Viveria numa grande casa feita de madeira. Eles adorar-me-iam, tentando sempre agradar-me, portanto, guitarras, pianos e trompas não faltariam e olhariam para o mais simples hábito humano (como cortar as unhas) como um ato de proeza e excelência. Teria o meu próprio exército com poderes aos quais ninguém se poderia impor. Seria o ser mais poderoso de toda aquela galáxia, comandando tudo e todos. Saberia todos os segredos da tecnologia, como o teletransporte funciona, as viagens no tempo, ... guardando-os a sete chaves na minha cabeça. Comeria pudim a toda a hora. Pudim ao pequeno-almoço, pudim ao lanche, pudim ao jantar, pudim em todo o lado!
Por outro lado, os extraterrestres podem ter perdido um dos seus e andarem à procura dele na minha escola.
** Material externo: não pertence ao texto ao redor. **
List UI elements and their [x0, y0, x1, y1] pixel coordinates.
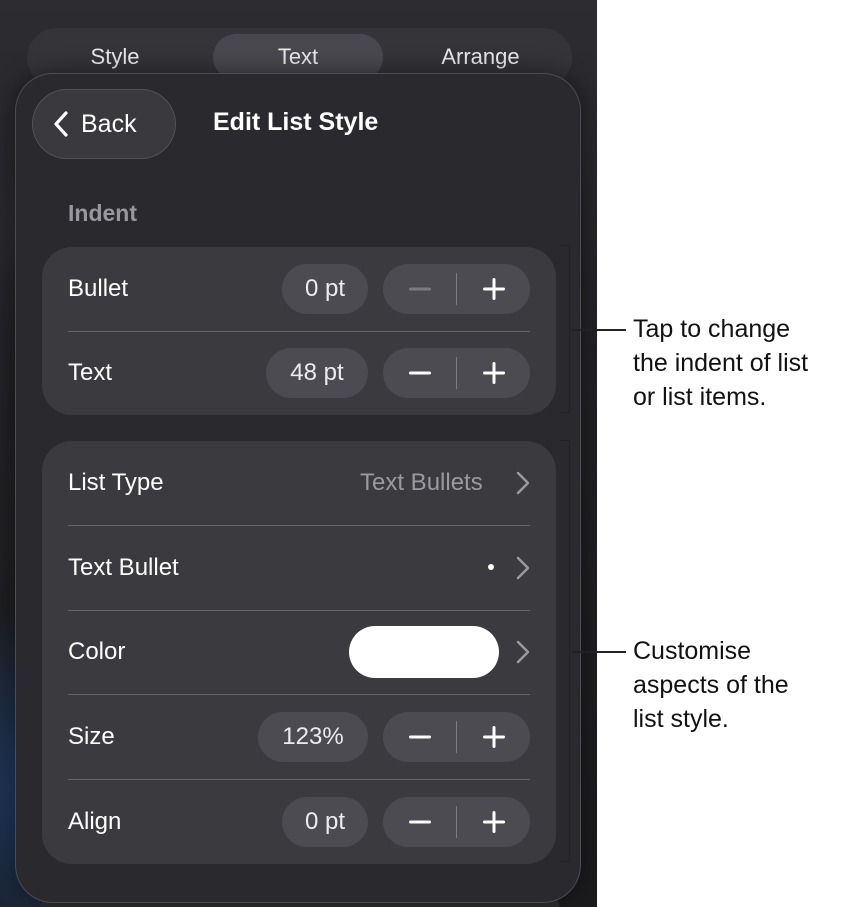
row-label: Align	[68, 808, 122, 835]
edit-list-style-popover: Back Edit List Style Indent Bullet 0 pt	[15, 73, 581, 903]
callout-line: the indent of list	[633, 349, 809, 377]
minus-icon	[408, 287, 431, 291]
chevron-left-icon	[54, 111, 68, 137]
decrement-button[interactable]	[383, 797, 456, 847]
chevron-right-icon[interactable]	[516, 471, 530, 495]
row-label: Text	[68, 359, 113, 386]
plus-icon	[482, 362, 505, 384]
align-value: 0 pt	[282, 797, 368, 847]
row-label: Size	[68, 723, 115, 750]
chevron-right-icon[interactable]	[516, 640, 530, 664]
increment-button[interactable]	[457, 712, 530, 762]
size-value: 123%	[258, 712, 368, 762]
row-label: Text Bullet	[68, 554, 179, 581]
row-list-type[interactable]: List Type Text Bullets	[42, 441, 556, 525]
bullet-glyph-preview	[488, 564, 494, 570]
row-bullet-indent: Bullet 0 pt	[42, 247, 556, 331]
callout-line: Tap to change	[633, 315, 791, 343]
callout-bracket-list-style	[560, 440, 570, 862]
callout-line: aspects of the	[633, 671, 789, 699]
callout-indent-note: Tap to change the indent of list or list…	[633, 312, 853, 414]
list-style-card: List Type Text Bullets Text Bullet Color…	[42, 441, 556, 864]
callout-line: Customise	[633, 637, 752, 665]
row-size: Size 123%	[42, 695, 556, 779]
increment-button[interactable]	[457, 348, 530, 398]
decrement-button[interactable]	[383, 712, 456, 762]
align-stepper	[383, 797, 530, 847]
row-text-indent: Text 48 pt	[42, 331, 556, 415]
plus-icon	[482, 726, 505, 748]
row-label: Bullet	[68, 275, 129, 302]
back-label: Back	[81, 109, 137, 138]
callout-leader-line	[571, 329, 626, 331]
row-text-bullet[interactable]: Text Bullet	[42, 526, 556, 610]
back-button[interactable]: Back	[32, 89, 176, 159]
bullet-indent-value: 0 pt	[282, 264, 368, 314]
increment-button[interactable]	[457, 264, 530, 314]
indent-card: Bullet 0 pt Text 48 pt	[42, 247, 556, 415]
color-swatch[interactable]	[349, 626, 499, 678]
text-indent-value: 48 pt	[266, 348, 368, 398]
row-color[interactable]: Color	[42, 610, 556, 694]
plus-icon	[482, 811, 505, 833]
list-type-value: Text Bullets	[360, 469, 483, 496]
row-align: Align 0 pt	[42, 780, 556, 864]
app-screen: Style Text Arrange Back Edit List Style …	[0, 0, 597, 907]
callout-style-note: Customise aspects of the list style.	[633, 634, 853, 736]
callout-leader-line	[571, 651, 626, 653]
page-title: Edit List Style	[213, 108, 379, 136]
callout-line: or list items.	[633, 383, 767, 411]
text-indent-stepper	[383, 348, 530, 398]
minus-icon	[408, 371, 431, 375]
section-label-indent: Indent	[68, 200, 137, 226]
increment-button[interactable]	[457, 797, 530, 847]
minus-icon	[408, 820, 431, 824]
bullet-indent-stepper	[383, 264, 530, 314]
callout-bracket-indent	[560, 245, 570, 413]
size-stepper	[383, 712, 530, 762]
decrement-button[interactable]	[383, 348, 456, 398]
callout-line: list style.	[633, 705, 729, 733]
row-label: Color	[68, 638, 126, 665]
row-label: List Type	[68, 469, 164, 496]
minus-icon	[408, 735, 431, 739]
decrement-button[interactable]	[383, 264, 456, 314]
chevron-right-icon[interactable]	[516, 556, 530, 580]
plus-icon	[482, 278, 505, 300]
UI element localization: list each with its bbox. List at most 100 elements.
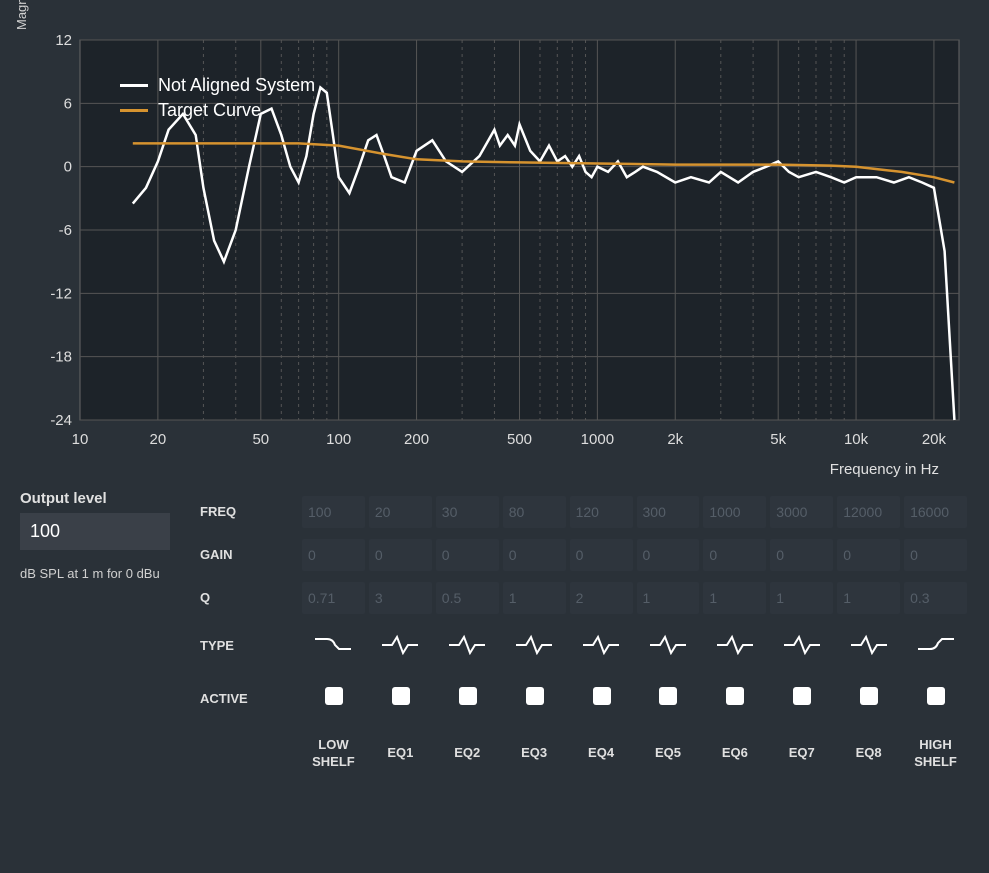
- active-cell-band5: [635, 672, 702, 725]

Um daqueles verdes, com uns grandes olhos azuis esbugalhados, que se teria mascarado de humano para se confundir connosco e assim (tentar) viver uma vida normal aqui na Terra. E se eu o conhecesse? Poderia ser aquele rapaz que está sempre calado, a quem dirijo a palavra e ele não me passa cartão. Ou poderia ser aquela rapariga que me dá muitos abraços apertados que, na verdade, podem não ser abraços e sim métodos de estrangulamento.
Era capaz de passar mais algumas horas a enumerar coisas que aquela porta poderá ser, mas, pensando bem, pode ser simplesmente uma porta que, sendo diferente da antiga, me deixou com saudades desta, fazendo com que não gostasse dela, ao princípio, e suspeitar dos atos que ela faz como porta, atos com segundas intenções. Como veem, é difícil aceitar as mudanças, mas, com o passar do tempo, as novidades passam só a ser coisas atuais, que se vão introduzindo à medida que o tempo vai passando.